The other night I was bored. Shawn had gone off to write (his usual post-dinner routine), and although I had just made a delicious chili dinner, I still had some kitchen time left in me. When I get this baking kick on a random night, I normally don't have all the ingredients I need to make anything. I'm either missing chocolate chips, or oatmeal, or whatever...but this time I checked and had just enough to make oatmeal cookies from the Best Light Recipe cookbook from America's Test Kitchen. So I thought.
I got started with the process of mixing my dry ingredients, creamed my sugars and was getting ready to add the next ingredient, vanilla, when it struck me. I used all my vanilla for the Cookie Monster cupcakes and hadn't bought anymore. Here I am with almost all of my ingredients ready to go, without one pretty major ingredient. I scour my cabinets for something similar to vanilla, but come up empty-handed. With a bit of a wince and my fingers crossed, I add about a tablespoon of cognac I have left from another recipe and a touch of almond extract. I was using almonds and nuts in the cookies already--it could only help, right?
I left the sugar mixture sitting for a few minutes while figuring out my flavoring problem and inadvertently used a technique from the Test Kitchen's perfect chocolate chip cookies (the recipe I used for Cookie Monster's favorite treat). I let the sugar mixture sit, letting it dissolve more, then whipped it again. The result? A more caramelized and richer cookie.
I finished chopping up my ingredients, threw it all together, and baked as directed, crossing my fingers the whole time the almond extract wouldn't overwhelm everything and the cognac would hold up against all the other flavors.
The results were spectacular. I didn't overbake them and ended up with a chewy cookie with a nice crunch along the edge and perfect caramelized flavor. I love happy accidents.
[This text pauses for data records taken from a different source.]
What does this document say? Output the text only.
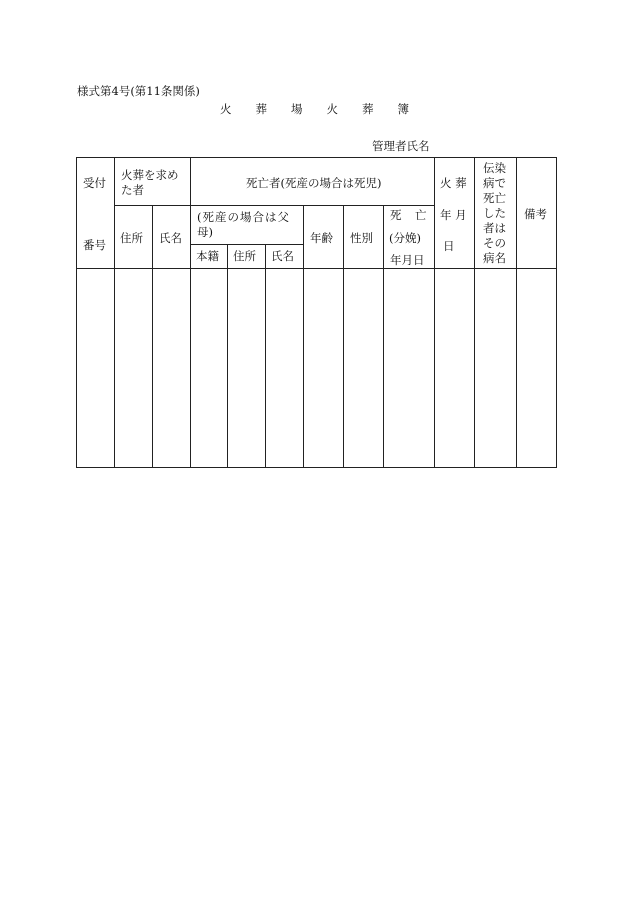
様式第4号(第11条関係)
火 葬 場 火 葬 簿
管理者氏名
受付
番号
火葬を求め
た者
住所 氏名
死亡者(死産の場合は死児)
(死産の場合は父
母)
本籍 住所 氏名
年齢 性別
死　亡
(分娩)
年月日
火 葬
年 月
日
伝染
病で
死亡
した
者は
その
病名
備考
|Let cool in the pan for 5 minutes, then move to a wire rack (or eat them while still warm and gooey)|
|All the extra goodies I added ended up making a few more than 24 cookies, as written|
by America's Test Kitchen
[substitutions noted in brackets]
1 cup old-fashioned rolled oats
3/4 cup (3 3/4 oz) unbleached all-purpose flour [I used 2 oz all-purpose & 1 3/4 oz whole wheat flour]
1/4 tsp ground cinnamon
1/4 tsp baking soda
1/4 tsp salt
4 Tbsp unsalted butter, melted & cooled
1 large egg
1 Tbsp vanilla extract [1 Tbsp cognac, dash of almond extract]
1 cup packed (7 oz) dark brown sugar
1/2 cup raisins [1 packet of raw TJ's trail mix chopped, 1/4 c chopped white chocolate, 1/4 c semi-sweet chocolate chips]
1. Adjust an oven rack to the middle position and heat the oven to 350 degrees. Line 2 baking sheets with parchment paper.
2. Whisk the oats, flour, cinnamon, baking soda, and salt together in a medium bowl; set aside. In a large bowl, whisk the butter, egg, and vanilla together. Stir in the brown sugar until smooth, smearing any remaining clumps of sugar against the side of the bowl with a rubber spatula. [Let sit for a few minutes, whisk again, let sit again, then whisk again.] Stir in the oat mixture and raisins until thoroughly combined.
3. Working with a level tablespoon of dough each time, roll the dough into 1-inch balls. (If the dough is too soft to roll, refrigerate until firm.) Place the balls on the prepared baking sheets, spacing them about 2 1/2 inches apart (you will fit 12 on each baking sheet). [My recipe produced a bit more dough due to the extra goodies I added, so it's more like 28 cookies on mine.]
4. Bake the cookies, one tray at a time, until the edges are light golden and the centers are just set, 11 to 13 minutes, rotating the tray halfway through baking (do not overbake). Cool the cookies on the baking sheets for 5 minutes, then serve warm, or transfer to a wire rack and cool completely. Bake the second tray while the first tray cools.
Per cookie: Cal 90; Fat 2.5 g; Sat fat 1.5 g; Chol 15 mg; Carb 16 g; Protein 1 g; Fiber 1 g; Sodium 30 mg.